Games and undercover area. Wheel of Misfortune (Win, Lose, Forfeit - the kids were actually trying to get the forfeit!), Tent of Death (kid goes in and brings a balloon out. The ballon either contains a piece of candy or a piece of candy and a 'winner' slip), Doughnut eating contest (strun on ropes, kids not allowed to use hands - only mouth). Table with Prizes, Parent's area and food/drink table.

Upstairs verandah. FCG Ghost - static but lit with UV (too bright - will have to tone it down next year to make it seem more ethereal).

I was surprised that this year, when the kids went for the food, they hit the savouries more than the candy and sweet stuff. Average age was 9-10 so maybe they are developing some good habits? lol

Setting up took 2 full days! We stripped it in a day. 
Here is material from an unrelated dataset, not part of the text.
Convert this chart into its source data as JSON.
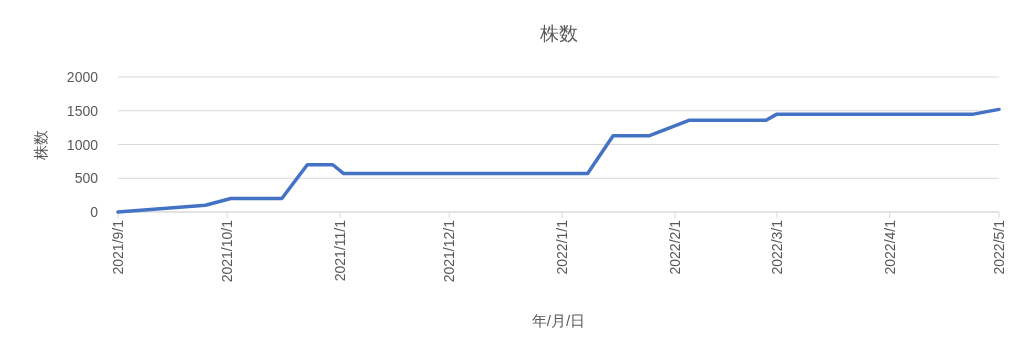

Good fun was had by all. Now I can go back to my job and get some rest. 

Thanks to all here for all the help, postings etc. Pictures will be up this week.


----------



## slightlymad (May 25, 2006)

Sounds like a good time to me.


----------



## DeadRN (Jun 21, 2010)

Good job! It's almost 9:00 here in upstate NY and we're all finished in my neighborhood. I just took in all the electronics and expensive stuff. We got 88 TOTers total!


----------



## Spookkid (Dec 27, 2005)

Sounds like you had a pretty good display going, looking forward to the pictures.



DeadRN said:


> Good job! It's almost 9:00 here in upstate NY and we're all finished in my neighborhood. I just took in all the electronics and expensive stuff. We got 88 TOTers total!
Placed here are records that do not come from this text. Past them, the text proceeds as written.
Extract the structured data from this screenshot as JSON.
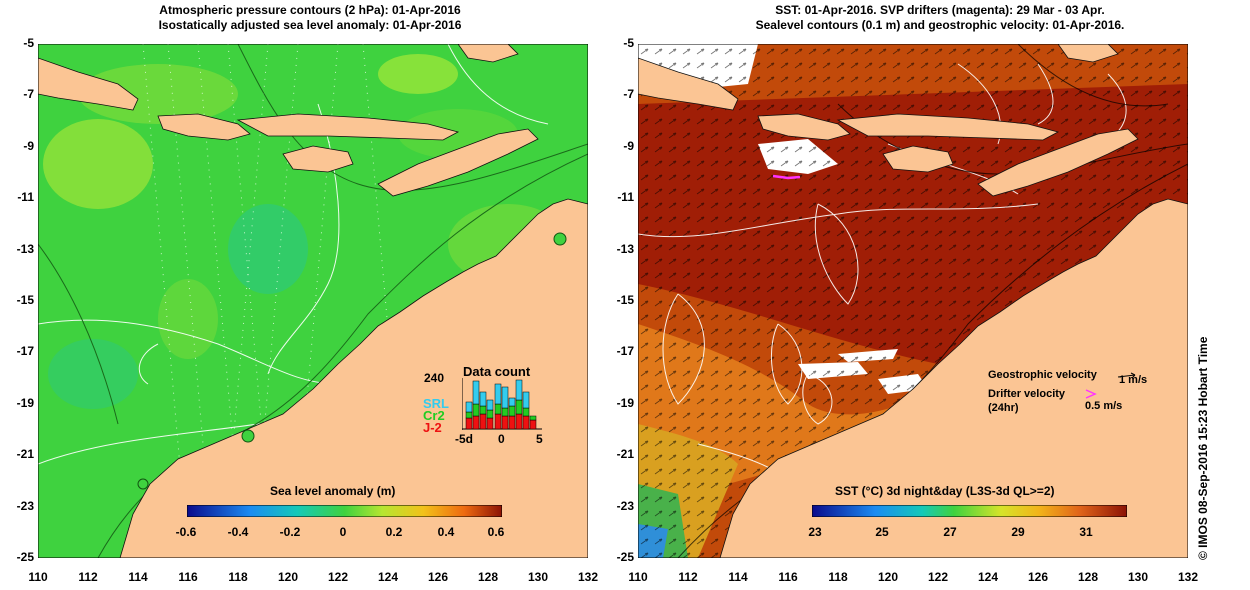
{
  "left_panel": {
    "title_line1": "Atmospheric pressure contours (2 hPa): 01-Apr-2016",
    "title_line2": "Isostatically adjusted sea level anomaly: 01-Apr-2016",
    "colorbar": {
      "label": "Sea level anomaly (m)",
      "ticks": [
        "-0.6",
        "-0.4",
        "-0.2",
        "0",
        "0.2",
        "0.4",
        "0.6"
      ]
    },
    "data_count": {
      "title": "Data count",
      "ymax_label": "240",
      "legend": [
        {
          "name": "SRL",
          "color": "#33ccee"
        },
        {
          "name": "Cr2",
          "color": "#22cc22"
        },
        {
          "name": "J-2",
          "color": "#ee1111"
        }
      ],
      "x_labels": [
        "-5d",
        "0",
        "5"
      ]
    }
  },
  "right_panel": {
    "title_line1": "SST: 01-Apr-2016. SVP drifters (magenta): 29 Mar - 03 Apr.",
    "title_line2": "Sealevel contours (0.1 m) and geostrophic velocity: 01-Apr-2016.",
    "colorbar": {
      "label": "SST (°C) 3d night&day (L3S-3d QL>=2)",
      "ticks": [
        "23",
        "25",
        "27",
        "29",
        "31"
      ]
    },
    "geostrophic_label": "Geostrophic velocity",
    "geostrophic_scale": "1 m/s",
    "drifter_label_line1": "Drifter velocity",
    "drifter_label_line2": "(24hr)",
    "drifter_scale": "0.5 m/s"
  },
  "axes": {
    "x_ticks": [
      "110",
      "112",
      "114",
      "116",
      "118",
      "120",
      "122",
      "124",
      "126",
      "128",
      "130",
      "132"
    ],
    "y_ticks": [
      "-5",
      "-7",
      "-9",
      "-11",
      "-13",
      "-15",
      "-17",
      "-19",
      "-21",
      "-23",
      "-25"
    ]
  },
  "credit": "© IMOS 08-Sep-2016 15:23 Hobart Time",
  "colors": {
    "land": "#fbc594",
    "sla_ocean": "#3fd23f",
    "sst_ocean": "#c24a0a"
  }
}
I'm upstate also, did it snow where you live too?


----------



## TeddyMadison (Oct 14, 2010)

All done here in R.I.
Had a good night, about 40 Tots (44 if you count the ones that wouldn't come up to the house lol).


----------



## Monk (Aug 26, 2008)

Had about 120 to maybe 150 ToTs tonight. The wife and I decided we will leave everything out and lit up until morning (I hope that doesn't come around and bite me).


----------



## aquariumreef (Sep 16, 2010)

I've had 3 tot's so far... But it's only 6:30.


----------



## MildAvaholic (Aug 11, 2009)

aquariumreef said:


> I've had 3 tot's so far... But it's only 6:30.
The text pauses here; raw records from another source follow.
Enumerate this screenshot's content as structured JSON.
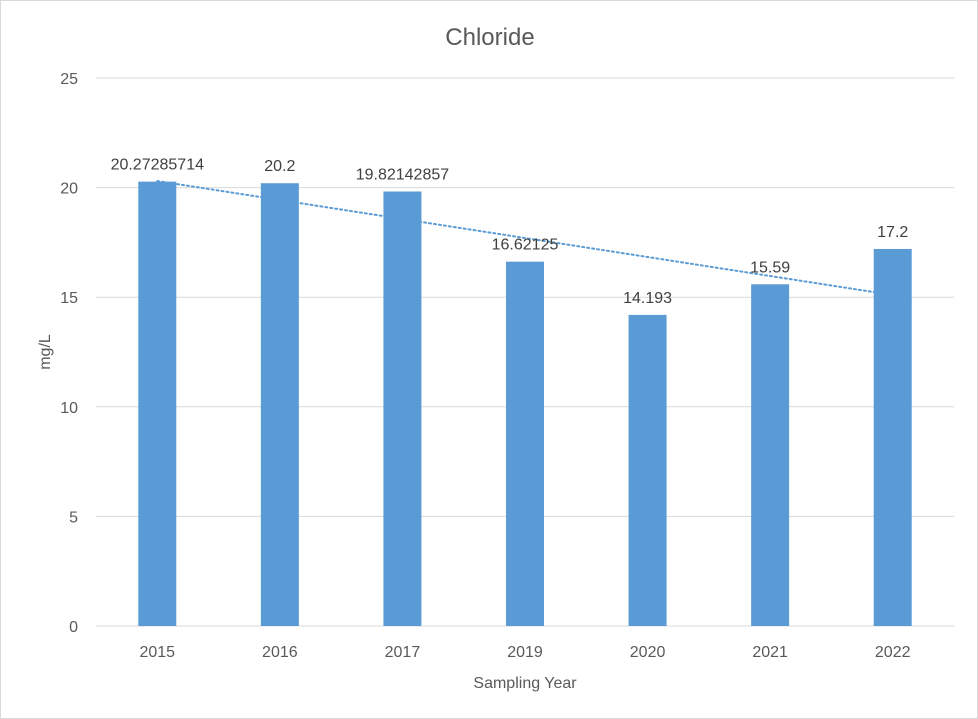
{
  "chart_data": {
    "type": "bar",
    "title": "Chloride",
    "xlabel": "Sampling Year",
    "ylabel": "mg/L",
    "categories": [
      "2015",
      "2016",
      "2017",
      "2019",
      "2020",
      "2021",
      "2022"
    ],
    "values": [
      20.27285714,
      20.2,
      19.82142857,
      16.62125,
      14.193,
      15.59,
      17.2
    ],
    "data_labels": [
      "20.27285714",
      "20.2",
      "19.82142857",
      "16.62125",
      "14.193",
      "15.59",
      "17.2"
    ],
    "ylim": [
      0,
      25
    ],
    "yticks": [
      "0",
      "5",
      "10",
      "15",
      "20",
      "25"
    ],
    "ytick_values": [
      0,
      5,
      10,
      15,
      20,
      25
    ],
    "grid": true,
    "legend": "none",
    "trendline": {
      "type": "linear",
      "style": "dotted",
      "from_category": "2015",
      "to_category": "2022",
      "start_value": 20.3,
      "end_value": 15.1
    },
    "colors": {
      "bar": "#5b9bd5",
      "trendline": "#5b9bd5",
      "grid": "#d9d9d9",
      "text": "#595959"
    }
  }
}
That was my total for tonight. Luckily, I had 80 ish last night.


----------



## Kaoru (May 6, 2009)

Had a great time this year with our new house. Hubby, TM scared lots of Tot's and even a few adults. Our party which was going on inside was nice and people had a blast with the inside decor. But man now we are SO beat. I am sure Terrormaster will be posting video and pics to come. We had about 100 Tot's this year, we think who came over twice to three times back to our haunt. What a great night.


----------



## Dead Things (Apr 4, 2009)

We had 130 TOT's, lots of screams and one crying child (extra candy took care of that). My 12 year old helped this year and I was very impressed, he stayed in character and was menacing and got lots of great startles. My daughter's boyfriend put on the Freakenstien Stalkaround (it was a static prop until tonight) and he got lots of great screams. Very happy after the foot and a half of snow from the "weather bomb".


----------